Car c'est désormais à cette pseudo-explication finaliste, qui est la seule dont nous disposions, et à laquelle presque rien dans notre esprit ne s'oppose, que nous allons désormais recourir, même là où il n'y a plus d'agent conscient. A propos de n'importe quel événement, la question "pourquoi ?" se transformera insidieusement en la question "en vue de quoi" ? Et lorsque nous croirons y avoir répondu, nous serons satisfaits, car rien ne nous incitera à chercher au-delà. Cette projection de notre subjectivité dans les choses ne requiert aucune opération mentale particulière, ni induction ni raisonnement par analogie: simplement, nous avons une idée et nous n'en avons pas d'autre (pas d'autre, du moins, qui soit assez forte pour la concurrencer) ; elle s'impose donc, sinon comme certaine, du moins comme indubitable.

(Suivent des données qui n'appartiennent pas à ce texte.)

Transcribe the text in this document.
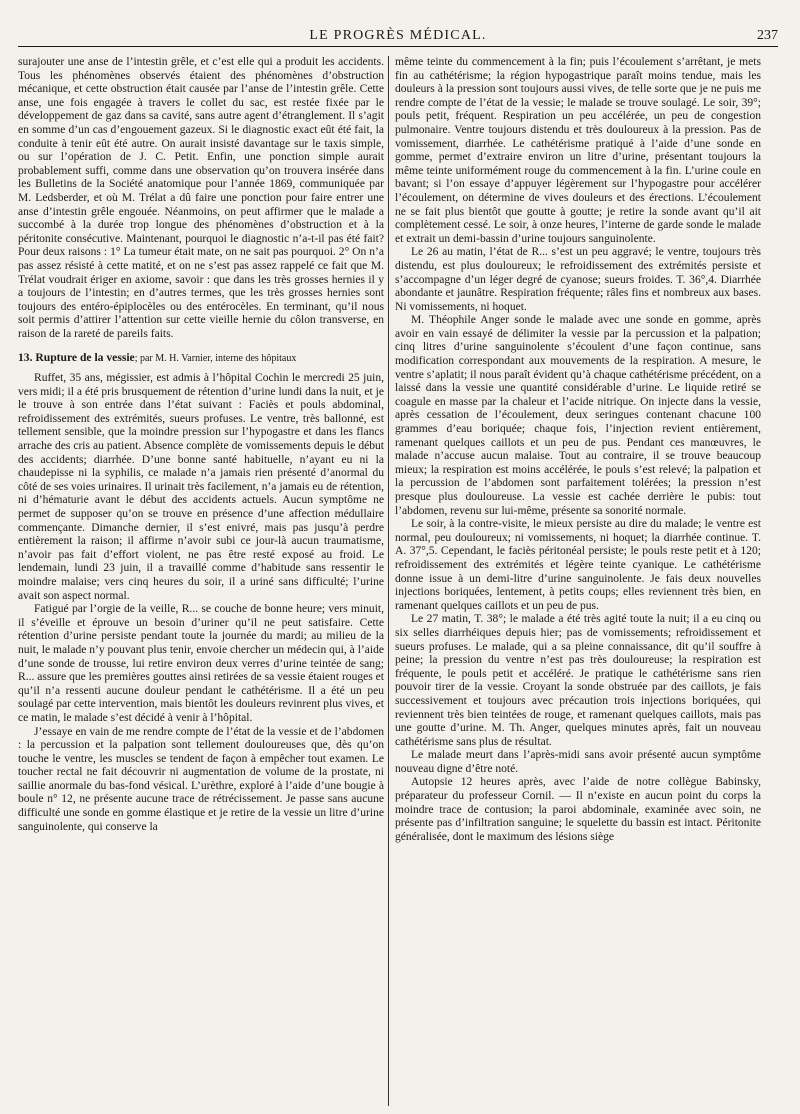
LE PROGRÈS MÉDICAL.	237

surajouter une anse de l’intestin grêle, et c’est elle qui a produit les accidents. Tous les phénomènes observés étaient des phénomènes d’obstruction mécanique, et cette obstruction était causée par l’anse de l’intestin grêle. Cette anse, une fois engagée à travers le collet du sac, est restée fixée par le développement de gaz dans sa cavité, sans autre agent d’étranglement. Il s’agit en somme d’un cas d’engouement gazeux. Si le diagnostic exact eût été fait, la conduite à tenir eût été autre. On aurait insisté davantage sur le taxis simple, ou sur l’opération de J. C. Petit. Enfin, une ponction simple aurait probablement suffi, comme dans une observation qu’on trouvera insérée dans les Bulletins de la Société anatomique pour l’année 1869, communiquée par M. Ledsberder, et où M. Trélat a dû faire une ponction pour faire entrer une anse d’intestin grêle engouée. Néanmoins, on peut affirmer que le malade a succombé à la durée trop longue des phénomènes d’obstruction et à la péritonite consécutive. Maintenant, pourquoi le diagnostic n’a-t-il pas été fait? Pour deux raisons : 1° La tumeur était mate, on ne sait pas pourquoi. 2° On n’a pas assez résisté à cette matité, et on ne s’est pas assez rappelé ce fait que M. Trélat voudrait ériger en axiome, savoir : que dans les très grosses hernies il y a toujours de l’intestin; en d’autres termes, que les très grosses hernies sont toujours des entéro-épiplocèles ou des entérocèles. En terminant, qu’il nous soit permis d’attirer l’attention sur cette vieille hernie du côlon transverse, en raison de la rareté de pareils faits.

13. Rupture de la vessie; par M. H. Varnier, interne des hôpitaux

Ruffet, 35 ans, mégissier, est admis à l’hôpital Cochin le mercredi 25 juin, vers midi; il a été pris brusquement de rétention d’urine lundi dans la nuit, et je le trouve à son entrée dans l’état suivant : Faciès et pouls abdominal, refroidissement des extrémités, sueurs profuses. Le ventre, très ballonné, est tellement sensible, que la moindre pression sur l’hypogastre et dans les flancs arrache des cris au patient. Absence complète de vomissements depuis le début des accidents; diarrhée. D’une bonne santé habituelle, n’ayant eu ni la chaudepisse ni la syphilis, ce malade n’a jamais rien présenté d’anormal du côté de ses voies urinaires. Il urinait très facilement, n’a jamais eu de rétention, ni d’hématurie avant le début des accidents actuels. Aucun symptôme ne permet de supposer qu’on se trouve en présence d’une affection médullaire commençante. Dimanche dernier, il s’est enivré, mais pas jusqu’à perdre entièrement la raison; il affirme n’avoir subi ce jour-là aucun traumatisme, n’avoir pas fait d’effort violent, ne pas être resté exposé au froid. Le lendemain, lundi 23 juin, il a travaillé comme d’habitude sans ressentir le moindre malaise; vers cinq heures du soir, il a uriné sans difficulté; l’urine avait son aspect normal.

Fatigué par l’orgie de la veille, R... se couche de bonne heure; vers minuit, il s’éveille et éprouve un besoin d’uriner qu’il ne peut satisfaire. Cette rétention d’urine persiste pendant toute la journée du mardi; au milieu de la nuit, le malade n’y pouvant plus tenir, envoie chercher un médecin qui, à l’aide d’une sonde de trousse, lui retire environ deux verres d’urine teintée de sang; R... assure que les premières gouttes ainsi retirées de sa vessie étaient rouges et qu’il n’a ressenti aucune douleur pendant le cathétérisme. Il a été un peu soulagé par cette intervention, mais bientôt les douleurs revinrent plus vives, et ce matin, le malade s’est décidé à venir à l’hôpital.

J’essaye en vain de me rendre compte de l’état de la vessie et de l’abdomen : la percussion et la palpation sont tellement douloureuses que, dès qu’on touche le ventre, les muscles se tendent de façon à empêcher tout examen. Le toucher rectal ne fait découvrir ni augmentation de volume de la prostate, ni saillie anormale du bas-fond vésical. L’urèthre, exploré à l’aide d’une bougie à boule n° 12, ne présente aucune trace de rétrécissement. Je passe sans aucune difficulté une sonde en gomme élastique et je retire de la vessie un litre d’urine sanguinolente, qui conserve la

même teinte du commencement à la fin; puis l’écoulement s’arrêtant, je mets fin au cathétérisme; la région hypogastrique paraît moins tendue, mais les douleurs à la pression sont toujours aussi vives, de telle sorte que je ne puis me rendre compte de l’état de la vessie; le malade se trouve soulagé. Le soir, 39°; pouls petit, fréquent. Respiration un peu accélérée, un peu de congestion pulmonaire. Ventre toujours distendu et très douloureux à la pression. Pas de vomissement, diarrhée. Le cathétérisme pratiqué à l’aide d’une sonde en gomme, permet d’extraire environ un litre d’urine, présentant toujours la même teinte uniformément rouge du commencement à la fin. L’urine coule en bavant; si l’on essaye d’appuyer légèrement sur l’hypogastre pour accélérer l’écoulement, on détermine de vives douleurs et des érections. L’écoulement ne se fait plus bientôt que goutte à goutte; je retire la sonde avant qu’il ait complètement cessé. Le soir, à onze heures, l’interne de garde sonde le malade et extrait un demi-bassin d’urine toujours sanguinolente.

Le 26 au matin, l’état de R... s’est un peu aggravé; le ventre, toujours très distendu, est plus douloureux; le refroidissement des extrémités persiste et s’accompagne d’un léger degré de cyanose; sueurs froides. T. 36°,4. Diarrhée abondante et jaunâtre. Respiration fréquente; râles fins et nombreux aux bases. Ni vomissements, ni hoquet.

M. Théophile Anger sonde le malade avec une sonde en gomme, après avoir en vain essayé de délimiter la vessie par la percussion et la palpation; cinq litres d’urine sanguinolente s’écoulent d’une façon continue, sans modification correspondant aux mouvements de la respiration. A mesure, le ventre s’aplatit; il nous paraît évident qu’à chaque cathétérisme précédent, on a laissé dans la vessie une quantité considérable d’urine. Le liquide retiré se coagule en masse par la chaleur et l’acide nitrique. On injecte dans la vessie, après cessation de l’écoulement, deux seringues contenant chacune 100 grammes d’eau boriquée; chaque fois, l’injection revient entièrement, ramenant quelques caillots et un peu de pus. Pendant ces manœuvres, le malade n’accuse aucun malaise. Tout au contraire, il se trouve beaucoup mieux; la respiration est moins accélérée, le pouls s’est relevé; la palpation et la percussion de l’abdomen sont parfaitement tolérées; la pression n’est presque plus douloureuse. La vessie est cachée derrière le pubis: tout l’abdomen, revenu sur lui-même, présente sa sonorité normale.

Le soir, à la contre-visite, le mieux persiste au dire du malade; le ventre est normal, peu douloureux; ni vomissements, ni hoquet; la diarrhée continue. T. A. 37°,5. Cependant, le faciès péritonéal persiste; le pouls reste petit et à 120; refroidissement des extrémités et légère teinte cyanique. Le cathétérisme donne issue à un demi-litre d’urine sanguinolente. Je fais deux nouvelles injections boriquées, lentement, à petits coups; elles reviennent très bien, en ramenant quelques caillots et un peu de pus.

Le 27 matin, T. 38°; le malade a été très agité toute la nuit; il a eu cinq ou six selles diarrhéiques depuis hier; pas de vomissements; refroidissement et sueurs profuses. Le malade, qui a sa pleine connaissance, dit qu’il souffre à peine; la pression du ventre n’est pas très douloureuse; la respiration est fréquente, le pouls petit et accéléré. Je pratique le cathétérisme sans rien pouvoir tirer de la vessie. Croyant la sonde obstruée par des caillots, je fais successivement et toujours avec précaution trois injections boriquées, qui reviennent très bien teintées de rouge, et ramenant quelques caillots, mais pas une goutte d’urine. M. Th. Anger, quelques minutes après, fait un nouveau cathétérisme sans plus de résultat.

Le malade meurt dans l’après-midi sans avoir présenté aucun symptôme nouveau digne d’être noté.

Autopsie 12 heures après, avec l’aide de notre collègue Babinsky, préparateur du professeur Cornil. — Il n’existe en aucun point du corps la moindre trace de contusion; la paroi abdominale, examinée avec soin, ne présente pas d’infiltration sanguine; le squelette du bassin est intact. Péritonite généralisée, dont le maximum des lésions siège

Ainsi seront interprétés, le comportement d'autrui d'abord, le monde physique ensuite.
Or, dès que nous posons à la Nature la question de sa cause finale, la réponse semble s'imposer avec évidence. Car, lorsque nous agissons pour réaliser nos buts, nous sommes fort loin d'organiser nous-mêmes tous les matériaux qui y concurrent: certains nous sont donnés tout faits par la Nature ; ceux mêmes que nous fabriquons, nous les fabriquons toujours à partir de matériaux naturelles préexistants ; et ces derniers, à leur tour, présupposent des conditions physiques qui, elles non plus, ne sont pas notre œuvre, et qui pourtant nous sont indirectement utiles. De la causalité naturelle à la causalité instrumentale, celle-ci prenant appui sur celle-là, l'enchaînement est continu. Si, par conséquent, nous inversons l'ordre des choses, tout nous suggère, et rien ne nous empêche de poursuivre cette inversion jusqu'au bout. Et la Nature nous apparaît alors comme un immense système de moyens mis au service de nos propres fins.

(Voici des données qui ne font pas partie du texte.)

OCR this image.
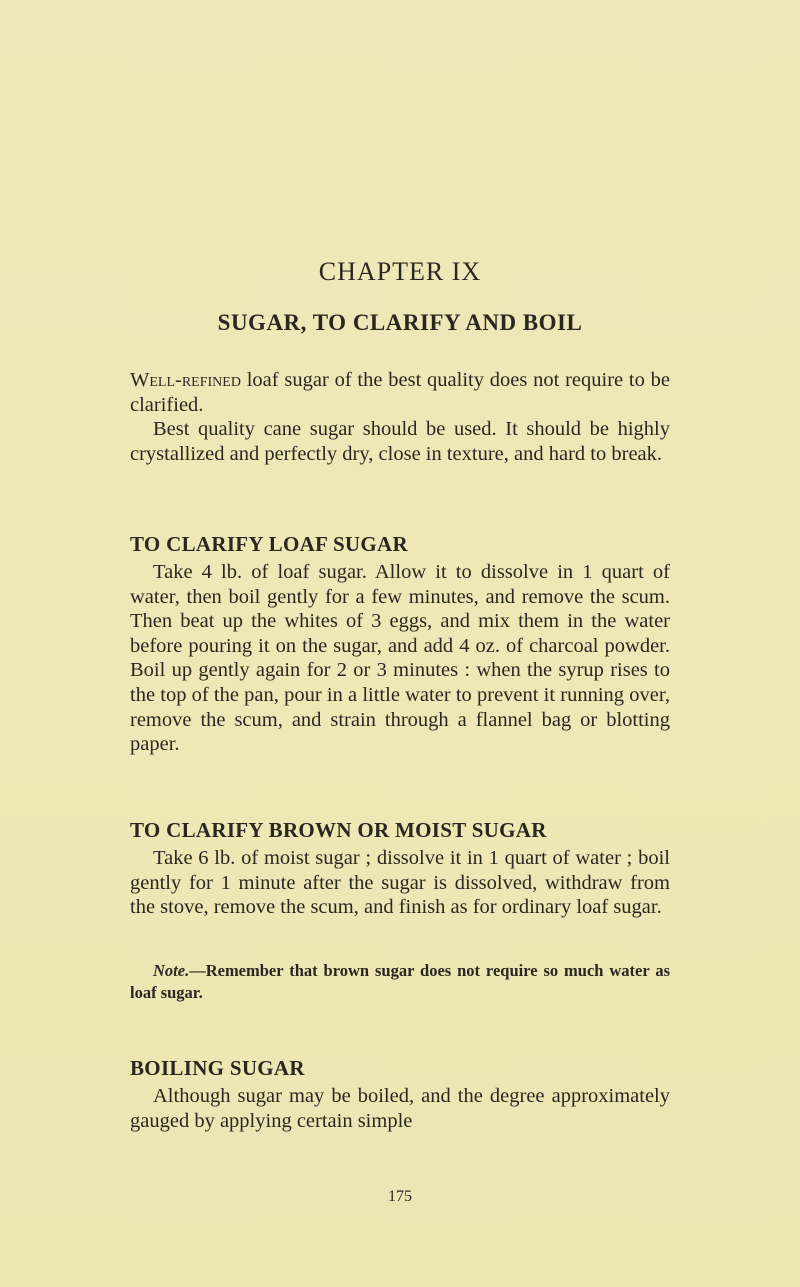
CHAPTER IX
SUGAR, TO CLARIFY AND BOIL

Well-refined loaf sugar of the best quality does not require to be clarified.

Best quality cane sugar should be used. It should be highly crystallized and perfectly dry, close in texture, and hard to break.

TO CLARIFY LOAF SUGAR

Take 4 lb. of loaf sugar. Allow it to dissolve in 1 quart of water, then boil gently for a few minutes, and remove the scum. Then beat up the whites of 3 eggs, and mix them in the water before pouring it on the sugar, and add 4 oz. of charcoal powder. Boil up gently again for 2 or 3 minutes : when the syrup rises to the top of the pan, pour in a little water to prevent it running over, remove the scum, and strain through a flannel bag or blotting paper.

TO CLARIFY BROWN OR MOIST SUGAR

Take 6 lb. of moist sugar ; dissolve it in 1 quart of water ; boil gently for 1 minute after the sugar is dissolved, withdraw from the stove, remove the scum, and finish as for ordinary loaf sugar.

Note.—Remember that brown sugar does not require so much water as loaf sugar.

BOILING SUGAR

Although sugar may be boiled, and the degree approximately gauged by applying certain simple

175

Trois sortes de moyens naturels sont distingués dans ce passage. Il y a d'abord, pour nous, nos propres organes corporels: les yeux pour voir, les dents pour mâcher. La finalité, ici, semble interne: une partie de nous-mêmes nous apparaît comme subordonnée à une autre ; notre propre structure devient la servante des désirs particuliers qui en découlent. Il y a ensuite, hors de nous, les réalités naturelles qui rendent possible l'existence ou la perception des choses que nous désirons: le soleil pour nous éclairer, la mer pour nourrir les poissons ; finalité externe, cette fois. Il y a enfin, entre les deux, hors de nous par nature et en nous par direction, ces choses mêmes que nous désirons directement: les herbes et les animaux pour nous alimenter. La finalité, dans ce dernier cas, semble à la fois externe et interne. Externe, puisque ces choses son faites pour l'homme. Interne, puisque la fin humaine qu'elles sont destinées à satisfaire, c'est précisément elles-mêmes-en-tant-que-devant-être-consommées: organes et fonctions, tout, dans le corps d'un animal comestible, est moyen au service de ce qui, en lui, nous la rend agréable au goût. [...]
Du schéma finaliste de l'univers, par conséquent, deux termes nous sont immédiatement donnés: les fins, qui se confondent avec les nôtres ; les moyens, c'est-à-dire la Nature elle-même dans sa totalité. Reste à trouver le troisième terme: à savoir l'agent. Puisque ce n'est pas à nous, ce ne peut être que quelqu'un d'autre: quelqu'un d'analogue à nous, mais quelqu'un de beaucoup plus puissant. D'où la croyance en un ou plusieurs rectores naturea, doués de liberté humaine, et qui ont fait toutes choses pour l'homme. L'invention de ces dieux personnels n'implique, elle non plus, aucune opération mentale particulière et revient presque à une tautologie: dès lors que nous interrogeons le monde en termes anthropomorphiques, l'affirmation de leur existence est déjà implicitement contenu dans la question elle-même. [...]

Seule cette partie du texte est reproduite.